On Wednesday, the Federal Communications Commission (FCC) announced that it reached a $200 million penalty settlement with T-Mobile, concluding an investigation into Sprint’s alleged non-compliance with the FCC’s rules about waste, fraud, and abuse in its Lifeline program for low-income consumers.
As a result, T-Mobile, which recently purchased Sprint, will pay the civil penalty for its subsidiary’s conduct. Sprint has also agreed to enter into a compliance plan to ensure it adheres to the FCC’s rules for the Lifeline program. The FCC noted that this is “the largest fixed-amount settlement the Commission has ever secured to resolve an investigation.”
Sprint provides Lifeline service under the Assurance Wireless brand to low-income consumers. The Lifeline program was designed to help low-income Americans have affordable phone and broadband service. Service providers that participate in the Lifeline program “receive a $9.25 monthly subsidy for most Lifeline subscribers, which they must pass along to consumers as a discount.” Accordingly, the FCC stated that this subsidy allows customers, in most cases, to receive service at no cost.

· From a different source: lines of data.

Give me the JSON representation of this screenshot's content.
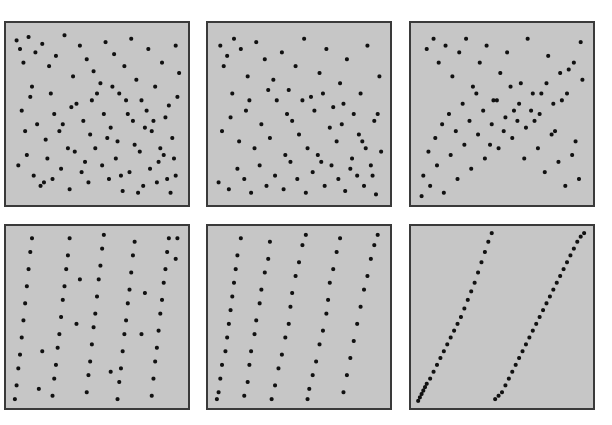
{
  "chart_data": [
    {
      "type": "scatter",
      "row": "top",
      "col": "left",
      "xlim": [
        0,
        1
      ],
      "ylim": [
        0,
        1
      ],
      "grid": false,
      "series": [
        {
          "x": [
            0.03,
            0.05,
            0.07,
            0.1,
            0.14,
            0.18,
            0.22,
            0.26,
            0.31,
            0.36,
            0.4,
            0.44,
            0.48,
            0.52,
            0.55,
            0.6,
            0.63,
            0.66,
            0.7,
            0.73,
            0.76,
            0.8,
            0.84,
            0.88,
            0.92,
            0.96,
            0.98,
            0.06,
            0.11,
            0.15,
            0.2,
            0.25,
            0.28,
            0.33,
            0.38,
            0.42,
            0.46,
            0.5,
            0.54,
            0.58,
            0.62,
            0.67,
            0.71,
            0.75,
            0.79,
            0.82,
            0.86,
            0.9,
            0.94,
            0.97,
            0.04,
            0.09,
            0.13,
            0.17,
            0.21,
            0.24,
            0.29,
            0.34,
            0.37,
            0.41,
            0.45,
            0.49,
            0.53,
            0.57,
            0.61,
            0.65,
            0.69,
            0.72,
            0.77,
            0.81,
            0.85,
            0.89,
            0.93,
            0.96,
            0.12,
            0.23,
            0.35,
            0.47,
            0.59,
            0.68,
            0.78,
            0.87,
            0.95,
            0.08,
            0.19,
            0.3,
            0.43,
            0.56,
            0.64,
            0.74,
            0.83,
            0.91
          ],
          "y": [
            0.93,
            0.88,
            0.8,
            0.95,
            0.86,
            0.91,
            0.78,
            0.84,
            0.96,
            0.72,
            0.9,
            0.82,
            0.75,
            0.68,
            0.92,
            0.85,
            0.62,
            0.78,
            0.94,
            0.7,
            0.58,
            0.88,
            0.66,
            0.8,
            0.55,
            0.9,
            0.74,
            0.52,
            0.6,
            0.44,
            0.35,
            0.5,
            0.4,
            0.3,
            0.56,
            0.46,
            0.38,
            0.62,
            0.5,
            0.42,
            0.34,
            0.58,
            0.46,
            0.28,
            0.52,
            0.4,
            0.22,
            0.48,
            0.36,
            0.6,
            0.2,
            0.26,
            0.14,
            0.08,
            0.24,
            0.12,
            0.18,
            0.06,
            0.28,
            0.16,
            0.1,
            0.3,
            0.2,
            0.12,
            0.24,
            0.05,
            0.16,
            0.32,
            0.08,
            0.18,
            0.1,
            0.26,
            0.04,
            0.14,
            0.66,
            0.62,
            0.54,
            0.58,
            0.66,
            0.5,
            0.42,
            0.3,
            0.24,
            0.4,
            0.1,
            0.44,
            0.22,
            0.36,
            0.14,
            0.04,
            0.46,
            0.12
          ]
        }
      ]
    },
    {
      "type": "scatter",
      "row": "top",
      "col": "middle",
      "xlim": [
        0,
        1
      ],
      "ylim": [
        0,
        1
      ],
      "grid": false,
      "series": [
        {
          "x": [
            0.04,
            0.08,
            0.12,
            0.06,
            0.16,
            0.2,
            0.25,
            0.3,
            0.35,
            0.4,
            0.44,
            0.48,
            0.53,
            0.57,
            0.62,
            0.66,
            0.7,
            0.74,
            0.78,
            0.82,
            0.86,
            0.9,
            0.94,
            0.97,
            0.05,
            0.1,
            0.15,
            0.19,
            0.24,
            0.28,
            0.33,
            0.37,
            0.42,
            0.46,
            0.5,
            0.55,
            0.59,
            0.63,
            0.68,
            0.72,
            0.76,
            0.8,
            0.85,
            0.89,
            0.93,
            0.96,
            0.03,
            0.09,
            0.14,
            0.18,
            0.22,
            0.27,
            0.31,
            0.36,
            0.41,
            0.45,
            0.49,
            0.54,
            0.58,
            0.61,
            0.65,
            0.69,
            0.73,
            0.77,
            0.81,
            0.84,
            0.88,
            0.92,
            0.95,
            0.11,
            0.21,
            0.32,
            0.43,
            0.52,
            0.64,
            0.75,
            0.87,
            0.98
          ],
          "y": [
            0.9,
            0.84,
            0.94,
            0.78,
            0.88,
            0.72,
            0.92,
            0.82,
            0.7,
            0.86,
            0.64,
            0.78,
            0.94,
            0.6,
            0.74,
            0.88,
            0.54,
            0.68,
            0.82,
            0.5,
            0.62,
            0.9,
            0.46,
            0.72,
            0.4,
            0.48,
            0.34,
            0.52,
            0.3,
            0.44,
            0.36,
            0.58,
            0.26,
            0.46,
            0.38,
            0.3,
            0.52,
            0.22,
            0.42,
            0.34,
            0.56,
            0.18,
            0.38,
            0.3,
            0.14,
            0.5,
            0.1,
            0.06,
            0.18,
            0.12,
            0.04,
            0.2,
            0.08,
            0.14,
            0.06,
            0.22,
            0.12,
            0.04,
            0.16,
            0.26,
            0.08,
            0.2,
            0.12,
            0.05,
            0.24,
            0.14,
            0.08,
            0.2,
            0.03,
            0.62,
            0.58,
            0.64,
            0.5,
            0.58,
            0.62,
            0.44,
            0.34,
            0.28
          ]
        }
      ]
    },
    {
      "type": "scatter",
      "row": "top",
      "col": "right",
      "xlim": [
        0,
        1
      ],
      "ylim": [
        0,
        1
      ],
      "grid": false,
      "series": [
        {
          "x": [
            0.06,
            0.1,
            0.13,
            0.17,
            0.21,
            0.25,
            0.29,
            0.33,
            0.37,
            0.41,
            0.45,
            0.49,
            0.53,
            0.57,
            0.61,
            0.65,
            0.69,
            0.73,
            0.77,
            0.81,
            0.85,
            0.89,
            0.93,
            0.96,
            0.04,
            0.08,
            0.12,
            0.16,
            0.2,
            0.24,
            0.28,
            0.32,
            0.36,
            0.4,
            0.44,
            0.48,
            0.52,
            0.56,
            0.6,
            0.64,
            0.68,
            0.72,
            0.76,
            0.8,
            0.84,
            0.88,
            0.92,
            0.97,
            0.03,
            0.07,
            0.11,
            0.15,
            0.19,
            0.23,
            0.27,
            0.31,
            0.35,
            0.39,
            0.43,
            0.47,
            0.51,
            0.55,
            0.59,
            0.63,
            0.67,
            0.71,
            0.75,
            0.79,
            0.83,
            0.87,
            0.91,
            0.95
          ],
          "y": [
            0.88,
            0.94,
            0.8,
            0.9,
            0.72,
            0.86,
            0.94,
            0.66,
            0.8,
            0.9,
            0.58,
            0.74,
            0.86,
            0.52,
            0.68,
            0.94,
            0.46,
            0.62,
            0.84,
            0.4,
            0.58,
            0.76,
            0.34,
            0.92,
            0.14,
            0.08,
            0.2,
            0.04,
            0.26,
            0.12,
            0.32,
            0.18,
            0.38,
            0.24,
            0.44,
            0.3,
            0.48,
            0.36,
            0.56,
            0.42,
            0.62,
            0.5,
            0.68,
            0.56,
            0.74,
            0.62,
            0.8,
            0.7,
            0.02,
            0.28,
            0.36,
            0.44,
            0.5,
            0.4,
            0.56,
            0.46,
            0.62,
            0.52,
            0.32,
            0.58,
            0.4,
            0.66,
            0.46,
            0.24,
            0.52,
            0.3,
            0.16,
            0.38,
            0.22,
            0.08,
            0.26,
            0.12
          ]
        }
      ]
    },
    {
      "type": "scatter",
      "row": "bottom",
      "col": "left",
      "xlim": [
        0,
        1
      ],
      "ylim": [
        0,
        1
      ],
      "grid": false,
      "series": [
        {
          "x": [
            0.02,
            0.03,
            0.04,
            0.05,
            0.06,
            0.07,
            0.08,
            0.09,
            0.1,
            0.11,
            0.12,
            0.24,
            0.25,
            0.26,
            0.27,
            0.28,
            0.29,
            0.3,
            0.31,
            0.32,
            0.33,
            0.34,
            0.44,
            0.45,
            0.46,
            0.47,
            0.48,
            0.49,
            0.5,
            0.51,
            0.52,
            0.53,
            0.54,
            0.62,
            0.63,
            0.64,
            0.65,
            0.66,
            0.67,
            0.68,
            0.69,
            0.7,
            0.71,
            0.72,
            0.82,
            0.83,
            0.84,
            0.85,
            0.86,
            0.87,
            0.88,
            0.89,
            0.9,
            0.91,
            0.92,
            0.16,
            0.18,
            0.38,
            0.4,
            0.58,
            0.76,
            0.78,
            0.96,
            0.97
          ],
          "y": [
            0.02,
            0.1,
            0.2,
            0.28,
            0.38,
            0.48,
            0.58,
            0.68,
            0.78,
            0.88,
            0.96,
            0.04,
            0.14,
            0.22,
            0.32,
            0.4,
            0.5,
            0.6,
            0.68,
            0.78,
            0.86,
            0.96,
            0.06,
            0.16,
            0.24,
            0.34,
            0.44,
            0.52,
            0.62,
            0.72,
            0.8,
            0.9,
            0.98,
            0.02,
            0.12,
            0.2,
            0.3,
            0.4,
            0.48,
            0.58,
            0.66,
            0.76,
            0.86,
            0.94,
            0.04,
            0.14,
            0.24,
            0.32,
            0.42,
            0.52,
            0.6,
            0.7,
            0.78,
            0.88,
            0.96,
            0.08,
            0.3,
            0.46,
            0.72,
            0.18,
            0.4,
            0.64,
            0.84,
            0.96
          ]
        }
      ]
    },
    {
      "type": "scatter",
      "row": "bottom",
      "col": "middle",
      "xlim": [
        0,
        1
      ],
      "ylim": [
        0,
        1
      ],
      "grid": false,
      "series": [
        {
          "x": [
            0.02,
            0.03,
            0.04,
            0.05,
            0.07,
            0.08,
            0.09,
            0.1,
            0.11,
            0.12,
            0.13,
            0.14,
            0.16,
            0.18,
            0.2,
            0.21,
            0.22,
            0.24,
            0.25,
            0.27,
            0.28,
            0.3,
            0.32,
            0.33,
            0.34,
            0.36,
            0.38,
            0.4,
            0.42,
            0.44,
            0.45,
            0.46,
            0.48,
            0.5,
            0.52,
            0.54,
            0.55,
            0.56,
            0.58,
            0.6,
            0.62,
            0.64,
            0.66,
            0.67,
            0.68,
            0.7,
            0.72,
            0.74,
            0.76,
            0.78,
            0.8,
            0.82,
            0.84,
            0.86,
            0.88,
            0.9,
            0.92,
            0.94,
            0.96
          ],
          "y": [
            0.02,
            0.06,
            0.14,
            0.22,
            0.3,
            0.38,
            0.46,
            0.54,
            0.62,
            0.7,
            0.78,
            0.86,
            0.96,
            0.04,
            0.12,
            0.22,
            0.3,
            0.4,
            0.48,
            0.58,
            0.66,
            0.76,
            0.84,
            0.94,
            0.02,
            0.1,
            0.2,
            0.28,
            0.38,
            0.46,
            0.56,
            0.64,
            0.74,
            0.82,
            0.92,
            0.98,
            0.02,
            0.08,
            0.16,
            0.24,
            0.34,
            0.42,
            0.52,
            0.6,
            0.7,
            0.78,
            0.88,
            0.96,
            0.06,
            0.16,
            0.26,
            0.36,
            0.46,
            0.56,
            0.66,
            0.74,
            0.84,
            0.92,
            0.98
          ]
        }
      ]
    },
    {
      "type": "scatter",
      "row": "bottom",
      "col": "right",
      "xlim": [
        0,
        1
      ],
      "ylim": [
        0,
        1
      ],
      "grid": false,
      "series": [
        {
          "x": [
            0.01,
            0.02,
            0.03,
            0.04,
            0.05,
            0.06,
            0.08,
            0.1,
            0.12,
            0.14,
            0.16,
            0.18,
            0.2,
            0.22,
            0.24,
            0.26,
            0.28,
            0.3,
            0.32,
            0.34,
            0.36,
            0.38,
            0.4,
            0.42,
            0.44,
            0.46,
            0.48,
            0.5,
            0.52,
            0.54,
            0.56,
            0.58,
            0.6,
            0.62,
            0.64,
            0.66,
            0.68,
            0.7,
            0.72,
            0.74,
            0.76,
            0.78,
            0.8,
            0.82,
            0.84,
            0.86,
            0.88,
            0.9,
            0.92,
            0.94,
            0.96,
            0.98
          ],
          "y": [
            0.01,
            0.03,
            0.05,
            0.07,
            0.09,
            0.11,
            0.14,
            0.18,
            0.22,
            0.26,
            0.3,
            0.34,
            0.38,
            0.42,
            0.46,
            0.5,
            0.55,
            0.6,
            0.65,
            0.7,
            0.76,
            0.82,
            0.88,
            0.94,
            0.99,
            0.02,
            0.04,
            0.06,
            0.1,
            0.14,
            0.18,
            0.22,
            0.26,
            0.3,
            0.34,
            0.38,
            0.42,
            0.46,
            0.5,
            0.54,
            0.58,
            0.62,
            0.66,
            0.7,
            0.74,
            0.78,
            0.82,
            0.86,
            0.9,
            0.94,
            0.97,
            0.99
          ]
        }
      ]
    }
  ]
}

The FCC averred that before the T-Mobile – Sprint merger, the Enforcement Bureau began an investigation into reports that Sprint was “claiming monthly subsidies for serving approximately 885,000 Lifeline subscribers even though those subscribers were not using the service, in potential violation of the Commission’s ‘non-usage’ rule.” The settlement remedies this purported violation.

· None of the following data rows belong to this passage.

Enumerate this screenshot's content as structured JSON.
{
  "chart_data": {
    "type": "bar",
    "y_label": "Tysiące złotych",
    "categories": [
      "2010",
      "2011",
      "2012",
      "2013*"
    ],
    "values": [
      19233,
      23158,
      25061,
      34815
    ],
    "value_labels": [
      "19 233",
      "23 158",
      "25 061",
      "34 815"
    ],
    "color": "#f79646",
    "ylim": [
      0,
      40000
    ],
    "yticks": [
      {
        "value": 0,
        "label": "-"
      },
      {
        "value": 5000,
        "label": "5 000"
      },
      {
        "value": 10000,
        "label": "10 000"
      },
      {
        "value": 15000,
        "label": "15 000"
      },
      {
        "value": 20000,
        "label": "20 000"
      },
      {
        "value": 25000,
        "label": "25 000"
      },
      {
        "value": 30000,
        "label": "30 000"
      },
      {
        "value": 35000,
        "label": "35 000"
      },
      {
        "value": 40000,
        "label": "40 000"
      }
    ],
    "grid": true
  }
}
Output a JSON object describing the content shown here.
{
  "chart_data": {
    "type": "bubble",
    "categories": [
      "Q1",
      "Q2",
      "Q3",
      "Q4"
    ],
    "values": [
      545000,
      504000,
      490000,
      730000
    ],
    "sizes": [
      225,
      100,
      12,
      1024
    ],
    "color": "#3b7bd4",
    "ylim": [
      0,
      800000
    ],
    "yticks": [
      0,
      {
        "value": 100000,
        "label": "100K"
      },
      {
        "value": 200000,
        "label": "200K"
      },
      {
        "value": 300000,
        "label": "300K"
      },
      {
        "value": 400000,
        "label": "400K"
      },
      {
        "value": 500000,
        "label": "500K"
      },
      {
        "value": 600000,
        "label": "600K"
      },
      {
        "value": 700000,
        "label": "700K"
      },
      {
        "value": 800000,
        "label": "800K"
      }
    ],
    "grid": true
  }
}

“Lifeline is key to our commitment to bringing digital opportunity to low-income Americans, and it is especially critical that we make the best use of taxpayer dollars for this vital program,” FCC Chairman Ajit Pai said. “I’m pleased that we were able to resolve this investigation in a manner that sends a strong message about the importance of complying with rules designed to prevent waste, fraud, and abuse in the Lifeline program.”

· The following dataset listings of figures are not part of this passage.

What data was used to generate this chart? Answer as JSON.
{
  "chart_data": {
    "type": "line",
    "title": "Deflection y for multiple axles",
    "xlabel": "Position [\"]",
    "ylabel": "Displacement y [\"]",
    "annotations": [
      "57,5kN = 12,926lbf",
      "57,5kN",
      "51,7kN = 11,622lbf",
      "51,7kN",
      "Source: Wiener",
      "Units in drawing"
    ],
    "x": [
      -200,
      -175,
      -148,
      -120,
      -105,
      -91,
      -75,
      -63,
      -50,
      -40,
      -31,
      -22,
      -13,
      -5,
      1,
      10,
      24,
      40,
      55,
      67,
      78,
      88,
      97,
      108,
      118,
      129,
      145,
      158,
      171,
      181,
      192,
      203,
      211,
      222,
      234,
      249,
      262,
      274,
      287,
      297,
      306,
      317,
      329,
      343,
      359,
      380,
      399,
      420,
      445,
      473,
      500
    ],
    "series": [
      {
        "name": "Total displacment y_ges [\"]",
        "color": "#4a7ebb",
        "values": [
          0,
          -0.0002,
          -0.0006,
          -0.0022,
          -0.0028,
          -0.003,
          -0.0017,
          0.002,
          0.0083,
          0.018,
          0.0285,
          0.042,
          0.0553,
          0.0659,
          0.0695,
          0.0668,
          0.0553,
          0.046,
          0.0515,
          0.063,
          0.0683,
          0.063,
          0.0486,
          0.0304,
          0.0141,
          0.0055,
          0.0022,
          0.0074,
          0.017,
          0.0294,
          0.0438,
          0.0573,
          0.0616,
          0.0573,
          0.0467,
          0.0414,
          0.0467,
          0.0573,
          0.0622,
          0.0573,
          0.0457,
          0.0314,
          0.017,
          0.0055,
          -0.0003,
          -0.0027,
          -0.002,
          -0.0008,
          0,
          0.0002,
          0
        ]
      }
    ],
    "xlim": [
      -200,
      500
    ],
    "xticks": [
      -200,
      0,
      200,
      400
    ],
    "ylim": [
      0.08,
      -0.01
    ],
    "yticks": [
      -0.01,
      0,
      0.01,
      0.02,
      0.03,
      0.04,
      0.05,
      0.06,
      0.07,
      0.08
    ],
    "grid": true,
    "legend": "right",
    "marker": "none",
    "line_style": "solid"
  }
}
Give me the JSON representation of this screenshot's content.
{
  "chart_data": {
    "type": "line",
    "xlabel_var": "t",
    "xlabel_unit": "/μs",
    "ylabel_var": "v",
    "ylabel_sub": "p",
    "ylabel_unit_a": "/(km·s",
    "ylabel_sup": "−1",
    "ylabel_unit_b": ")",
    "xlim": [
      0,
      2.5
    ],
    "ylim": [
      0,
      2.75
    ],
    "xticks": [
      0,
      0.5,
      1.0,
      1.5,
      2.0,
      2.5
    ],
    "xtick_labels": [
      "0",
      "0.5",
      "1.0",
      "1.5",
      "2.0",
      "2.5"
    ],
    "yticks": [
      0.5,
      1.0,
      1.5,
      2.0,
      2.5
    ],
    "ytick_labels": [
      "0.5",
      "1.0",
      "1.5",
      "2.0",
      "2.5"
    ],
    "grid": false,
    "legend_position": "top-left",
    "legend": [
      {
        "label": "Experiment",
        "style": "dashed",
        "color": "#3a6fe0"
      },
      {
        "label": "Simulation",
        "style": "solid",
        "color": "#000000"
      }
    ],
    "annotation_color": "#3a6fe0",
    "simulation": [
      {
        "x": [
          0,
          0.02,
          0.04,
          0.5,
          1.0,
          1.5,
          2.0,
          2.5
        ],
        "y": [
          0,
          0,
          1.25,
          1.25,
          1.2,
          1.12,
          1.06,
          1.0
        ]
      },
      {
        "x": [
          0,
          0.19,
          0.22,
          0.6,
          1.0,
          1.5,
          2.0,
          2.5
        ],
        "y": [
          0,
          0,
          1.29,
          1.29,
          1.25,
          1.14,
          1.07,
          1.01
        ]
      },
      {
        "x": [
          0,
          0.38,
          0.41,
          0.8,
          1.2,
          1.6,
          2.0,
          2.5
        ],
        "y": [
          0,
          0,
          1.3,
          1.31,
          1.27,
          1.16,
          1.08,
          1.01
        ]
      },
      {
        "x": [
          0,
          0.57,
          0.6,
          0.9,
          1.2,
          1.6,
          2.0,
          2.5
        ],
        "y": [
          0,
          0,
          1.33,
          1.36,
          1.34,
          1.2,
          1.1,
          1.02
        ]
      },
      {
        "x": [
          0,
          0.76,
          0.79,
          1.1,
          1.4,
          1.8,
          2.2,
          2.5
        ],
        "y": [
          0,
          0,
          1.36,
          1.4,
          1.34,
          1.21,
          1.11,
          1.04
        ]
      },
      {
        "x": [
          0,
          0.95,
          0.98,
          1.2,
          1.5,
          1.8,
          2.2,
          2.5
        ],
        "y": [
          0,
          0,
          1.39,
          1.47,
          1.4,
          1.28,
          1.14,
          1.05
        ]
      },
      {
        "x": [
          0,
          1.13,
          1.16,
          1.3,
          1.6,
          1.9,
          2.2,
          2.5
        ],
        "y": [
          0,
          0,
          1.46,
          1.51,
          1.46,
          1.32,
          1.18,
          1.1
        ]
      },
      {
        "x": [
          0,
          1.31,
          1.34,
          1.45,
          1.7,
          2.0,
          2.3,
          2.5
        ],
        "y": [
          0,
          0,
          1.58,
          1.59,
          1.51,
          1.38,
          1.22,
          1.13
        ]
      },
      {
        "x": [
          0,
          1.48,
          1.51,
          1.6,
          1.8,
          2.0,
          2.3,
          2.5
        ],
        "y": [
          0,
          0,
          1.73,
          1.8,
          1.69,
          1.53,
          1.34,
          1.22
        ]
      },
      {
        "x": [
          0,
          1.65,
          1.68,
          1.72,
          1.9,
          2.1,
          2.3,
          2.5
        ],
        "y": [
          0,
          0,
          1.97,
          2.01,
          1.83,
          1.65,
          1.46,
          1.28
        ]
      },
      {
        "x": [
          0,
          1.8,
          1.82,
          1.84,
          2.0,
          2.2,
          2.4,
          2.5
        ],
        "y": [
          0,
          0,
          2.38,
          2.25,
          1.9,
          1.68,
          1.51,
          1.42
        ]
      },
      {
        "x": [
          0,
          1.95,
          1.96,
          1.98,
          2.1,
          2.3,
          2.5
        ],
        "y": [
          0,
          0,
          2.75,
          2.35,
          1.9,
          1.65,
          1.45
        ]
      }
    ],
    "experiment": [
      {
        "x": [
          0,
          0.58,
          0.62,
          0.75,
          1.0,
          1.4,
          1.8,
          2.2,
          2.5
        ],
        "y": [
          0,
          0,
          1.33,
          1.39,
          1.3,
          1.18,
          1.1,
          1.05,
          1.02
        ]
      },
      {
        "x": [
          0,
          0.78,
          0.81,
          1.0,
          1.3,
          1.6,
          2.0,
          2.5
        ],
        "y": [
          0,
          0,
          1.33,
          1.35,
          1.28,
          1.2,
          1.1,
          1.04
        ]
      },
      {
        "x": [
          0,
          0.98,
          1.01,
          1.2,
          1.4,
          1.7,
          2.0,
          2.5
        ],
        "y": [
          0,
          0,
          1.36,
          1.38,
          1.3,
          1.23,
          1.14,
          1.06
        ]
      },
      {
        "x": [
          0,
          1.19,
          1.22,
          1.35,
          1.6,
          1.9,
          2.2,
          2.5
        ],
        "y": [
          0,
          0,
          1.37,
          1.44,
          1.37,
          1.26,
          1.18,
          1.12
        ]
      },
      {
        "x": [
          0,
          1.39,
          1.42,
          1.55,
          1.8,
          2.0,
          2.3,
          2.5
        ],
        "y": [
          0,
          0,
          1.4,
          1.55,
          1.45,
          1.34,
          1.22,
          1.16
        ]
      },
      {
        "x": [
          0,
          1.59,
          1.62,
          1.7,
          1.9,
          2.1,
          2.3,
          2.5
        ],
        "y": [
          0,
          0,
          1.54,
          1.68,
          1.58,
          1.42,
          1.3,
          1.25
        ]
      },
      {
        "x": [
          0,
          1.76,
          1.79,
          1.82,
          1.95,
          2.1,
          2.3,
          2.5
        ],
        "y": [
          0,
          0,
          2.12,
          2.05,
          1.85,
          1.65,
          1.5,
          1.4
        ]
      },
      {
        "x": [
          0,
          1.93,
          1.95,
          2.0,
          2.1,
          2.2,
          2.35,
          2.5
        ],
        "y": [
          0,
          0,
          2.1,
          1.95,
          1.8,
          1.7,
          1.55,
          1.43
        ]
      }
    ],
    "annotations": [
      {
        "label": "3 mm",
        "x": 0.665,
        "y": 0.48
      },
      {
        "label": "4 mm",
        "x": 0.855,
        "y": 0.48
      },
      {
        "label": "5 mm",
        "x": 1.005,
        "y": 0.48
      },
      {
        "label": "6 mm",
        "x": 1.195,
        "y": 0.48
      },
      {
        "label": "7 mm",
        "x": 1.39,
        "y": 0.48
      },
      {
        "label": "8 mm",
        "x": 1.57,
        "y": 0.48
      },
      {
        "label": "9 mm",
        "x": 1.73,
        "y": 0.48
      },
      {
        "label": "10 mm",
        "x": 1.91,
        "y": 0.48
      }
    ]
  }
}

The Enforcement Bureau investigated Sprint’s compliance with FCC Lifeline rules, including its ‘non-usage’ rule, which specifies that “providers of ‘free’ service may only be reimbursed for a Lifeline subscriber if that subscriber has used the service at least once on the past 30 days, and such providers must de-enroll subscribers who don’t use their phones after giving them 15 days’ notice.” The Commission stated that this rule was created so the program does not waste taxpayer money on service that is not being used. The FCC claimed that it created the ‘non-usage’ and other rules after investigations revealed that companies participating in the program sold “free” service, “knowing that they would get paid each month even if consumers didn’t use their phones.” Additionally, since there were no bills consumers were not incentivized to unsubscribe from the program.